Providing good service

Beth Gold-Bernstein had a great post entitled, “The Second S in Saas” that outlined her experience in trying to get a backup restored from an online survey site.

This is clearly important when you’re dealing with external service providers, but I’d like to add that it is equally important for the services that you build in house. The typical large enterprise today is rife with politics, with various organizations battling for control, whether they realize it or not. SOA strikes fear into the heart of many a project manager because the success of their effort is now dependent on some other team. Ultimately, however, success is not defined by getting the project done on time and on budget, success can only be determined by meeting the business goals that justified the project in the first place. If something goes wrong, what’s the easiest course of action? Point the finger at the elements that were outside of your control.

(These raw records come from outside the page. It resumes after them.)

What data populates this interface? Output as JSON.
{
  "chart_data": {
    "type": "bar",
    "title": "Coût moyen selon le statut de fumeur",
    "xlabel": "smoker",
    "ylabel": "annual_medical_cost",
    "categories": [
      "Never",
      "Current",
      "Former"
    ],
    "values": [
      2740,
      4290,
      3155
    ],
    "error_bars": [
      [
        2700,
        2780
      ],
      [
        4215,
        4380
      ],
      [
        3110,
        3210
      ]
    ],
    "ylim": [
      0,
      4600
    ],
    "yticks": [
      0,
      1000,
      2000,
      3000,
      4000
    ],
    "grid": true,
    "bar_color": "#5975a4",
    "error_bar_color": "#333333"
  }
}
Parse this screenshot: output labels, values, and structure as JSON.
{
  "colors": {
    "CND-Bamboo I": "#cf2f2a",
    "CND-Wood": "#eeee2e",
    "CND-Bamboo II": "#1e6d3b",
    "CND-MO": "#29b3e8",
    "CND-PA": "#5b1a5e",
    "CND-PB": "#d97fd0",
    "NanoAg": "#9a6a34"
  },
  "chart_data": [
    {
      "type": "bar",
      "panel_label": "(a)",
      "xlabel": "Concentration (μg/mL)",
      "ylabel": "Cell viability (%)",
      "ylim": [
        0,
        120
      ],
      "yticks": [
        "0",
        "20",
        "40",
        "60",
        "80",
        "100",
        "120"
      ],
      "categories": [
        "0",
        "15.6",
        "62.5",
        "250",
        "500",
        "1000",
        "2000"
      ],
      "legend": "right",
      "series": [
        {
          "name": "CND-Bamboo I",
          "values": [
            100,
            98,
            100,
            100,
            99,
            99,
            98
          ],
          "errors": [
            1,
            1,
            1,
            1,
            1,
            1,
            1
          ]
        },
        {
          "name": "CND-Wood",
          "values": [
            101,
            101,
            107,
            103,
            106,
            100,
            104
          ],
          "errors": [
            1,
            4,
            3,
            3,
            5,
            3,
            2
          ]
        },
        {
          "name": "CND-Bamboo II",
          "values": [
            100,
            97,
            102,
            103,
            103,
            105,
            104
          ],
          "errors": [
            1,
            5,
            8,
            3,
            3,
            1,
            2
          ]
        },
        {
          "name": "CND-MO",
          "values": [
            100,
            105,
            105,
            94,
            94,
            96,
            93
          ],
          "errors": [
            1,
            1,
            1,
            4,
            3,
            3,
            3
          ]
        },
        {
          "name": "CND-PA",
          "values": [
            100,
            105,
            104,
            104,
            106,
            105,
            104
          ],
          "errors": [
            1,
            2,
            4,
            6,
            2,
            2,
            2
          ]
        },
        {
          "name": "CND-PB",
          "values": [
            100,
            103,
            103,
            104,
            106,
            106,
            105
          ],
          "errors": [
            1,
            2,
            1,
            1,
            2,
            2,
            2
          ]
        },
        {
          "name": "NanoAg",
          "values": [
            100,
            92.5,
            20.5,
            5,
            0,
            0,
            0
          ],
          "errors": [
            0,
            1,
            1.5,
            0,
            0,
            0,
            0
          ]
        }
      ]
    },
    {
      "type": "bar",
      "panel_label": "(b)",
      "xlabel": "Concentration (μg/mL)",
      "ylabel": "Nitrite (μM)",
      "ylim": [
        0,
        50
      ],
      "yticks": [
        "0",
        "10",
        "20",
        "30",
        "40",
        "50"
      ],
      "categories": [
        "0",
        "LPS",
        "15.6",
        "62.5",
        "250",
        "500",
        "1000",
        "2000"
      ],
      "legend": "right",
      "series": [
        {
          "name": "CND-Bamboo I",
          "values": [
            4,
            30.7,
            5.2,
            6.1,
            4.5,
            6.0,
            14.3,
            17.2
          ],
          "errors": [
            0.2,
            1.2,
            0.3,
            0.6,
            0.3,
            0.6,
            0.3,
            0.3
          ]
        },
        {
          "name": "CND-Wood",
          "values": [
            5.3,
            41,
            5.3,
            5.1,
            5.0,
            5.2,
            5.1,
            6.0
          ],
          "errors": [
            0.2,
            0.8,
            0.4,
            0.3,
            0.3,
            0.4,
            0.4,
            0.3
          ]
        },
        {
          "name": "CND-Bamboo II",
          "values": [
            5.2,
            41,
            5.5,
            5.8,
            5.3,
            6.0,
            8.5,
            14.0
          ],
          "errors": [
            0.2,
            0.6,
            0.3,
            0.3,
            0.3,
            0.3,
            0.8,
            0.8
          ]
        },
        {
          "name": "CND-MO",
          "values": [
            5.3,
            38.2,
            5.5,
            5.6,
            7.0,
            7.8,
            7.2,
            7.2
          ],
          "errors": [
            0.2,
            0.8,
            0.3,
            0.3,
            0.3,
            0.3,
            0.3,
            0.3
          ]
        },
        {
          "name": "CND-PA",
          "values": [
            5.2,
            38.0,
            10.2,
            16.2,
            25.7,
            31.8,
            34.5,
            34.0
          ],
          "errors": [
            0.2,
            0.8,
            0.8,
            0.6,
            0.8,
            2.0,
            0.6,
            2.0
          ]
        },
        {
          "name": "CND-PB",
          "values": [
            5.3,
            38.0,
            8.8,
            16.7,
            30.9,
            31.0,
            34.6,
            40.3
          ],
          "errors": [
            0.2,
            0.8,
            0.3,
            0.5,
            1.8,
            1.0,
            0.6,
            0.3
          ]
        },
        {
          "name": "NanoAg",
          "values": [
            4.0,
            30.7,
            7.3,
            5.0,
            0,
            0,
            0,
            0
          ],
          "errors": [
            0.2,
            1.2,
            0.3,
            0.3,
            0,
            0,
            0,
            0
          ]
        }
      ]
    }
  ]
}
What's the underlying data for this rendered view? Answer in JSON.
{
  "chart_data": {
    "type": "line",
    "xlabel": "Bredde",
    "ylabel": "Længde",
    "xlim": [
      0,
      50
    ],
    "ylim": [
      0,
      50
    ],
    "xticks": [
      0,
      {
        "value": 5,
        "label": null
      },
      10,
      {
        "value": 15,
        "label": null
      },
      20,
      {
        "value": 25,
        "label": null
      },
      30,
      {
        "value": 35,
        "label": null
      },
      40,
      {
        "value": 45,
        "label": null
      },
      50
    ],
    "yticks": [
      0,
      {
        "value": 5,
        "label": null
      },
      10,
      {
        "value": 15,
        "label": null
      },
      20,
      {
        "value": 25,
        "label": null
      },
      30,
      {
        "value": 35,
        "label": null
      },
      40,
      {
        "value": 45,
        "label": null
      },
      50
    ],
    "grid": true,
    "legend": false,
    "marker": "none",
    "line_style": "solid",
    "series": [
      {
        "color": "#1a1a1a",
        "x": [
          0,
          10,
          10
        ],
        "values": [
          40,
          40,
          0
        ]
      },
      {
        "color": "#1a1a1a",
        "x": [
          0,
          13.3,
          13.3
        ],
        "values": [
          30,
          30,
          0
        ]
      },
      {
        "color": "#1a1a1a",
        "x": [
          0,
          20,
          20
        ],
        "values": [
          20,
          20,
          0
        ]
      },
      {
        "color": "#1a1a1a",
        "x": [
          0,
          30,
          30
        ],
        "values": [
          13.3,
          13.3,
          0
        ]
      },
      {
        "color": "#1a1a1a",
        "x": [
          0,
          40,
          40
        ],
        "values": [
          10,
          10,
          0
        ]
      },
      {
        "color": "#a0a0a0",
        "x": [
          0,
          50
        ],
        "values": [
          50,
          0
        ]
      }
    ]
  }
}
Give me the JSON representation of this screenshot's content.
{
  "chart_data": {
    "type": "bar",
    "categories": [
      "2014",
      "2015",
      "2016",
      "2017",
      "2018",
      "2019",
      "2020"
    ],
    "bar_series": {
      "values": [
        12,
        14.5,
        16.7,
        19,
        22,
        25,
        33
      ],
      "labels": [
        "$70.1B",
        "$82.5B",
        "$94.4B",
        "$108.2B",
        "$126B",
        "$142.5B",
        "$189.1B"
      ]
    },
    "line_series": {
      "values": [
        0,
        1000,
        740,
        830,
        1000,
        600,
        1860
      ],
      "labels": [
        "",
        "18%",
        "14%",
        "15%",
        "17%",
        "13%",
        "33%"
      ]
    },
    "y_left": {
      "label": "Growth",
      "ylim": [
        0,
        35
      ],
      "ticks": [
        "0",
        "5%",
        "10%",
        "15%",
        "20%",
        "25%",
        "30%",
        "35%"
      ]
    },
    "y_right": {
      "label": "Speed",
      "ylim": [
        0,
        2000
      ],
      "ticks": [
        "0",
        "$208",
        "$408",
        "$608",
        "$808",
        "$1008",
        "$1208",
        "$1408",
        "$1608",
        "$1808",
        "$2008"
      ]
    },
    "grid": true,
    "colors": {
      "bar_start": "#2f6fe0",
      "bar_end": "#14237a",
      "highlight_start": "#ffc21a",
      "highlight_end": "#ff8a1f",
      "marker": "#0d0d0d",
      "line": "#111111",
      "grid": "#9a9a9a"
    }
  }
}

I experienced this many times over when rolling out some new web service infrastructure at an organization. Teams building services were required to use it, and whenever something went wrong, it was the first thing that was blamed, usually without any root cause analysis. Fortunately, I knew that in order to provide good service for the teams that were leveraging this new infrastructure, I needed to be on top of it. I usually knew about problems with services before they did, and because the infrastructure put in place increased visibility, it was very easy to show that it wasn’t the new infrastructure, and in fact, the new infrastructure provided the information necessary to point to where the problem really was. Interestingly, this infrastructure was in the middle, between the consumer and the provider. Arguably, the teams responsible for the services should be looking at the same information I was, and be on top of these problems before some user calls up and says it’s broken.

If you simply put services into production and ignore it until the fire alarm goes off, you’re going to continue to struggle in achieving higher levels of success with SOA adoption, whether you’re a SaaS provider or a service developer inside the enterprise.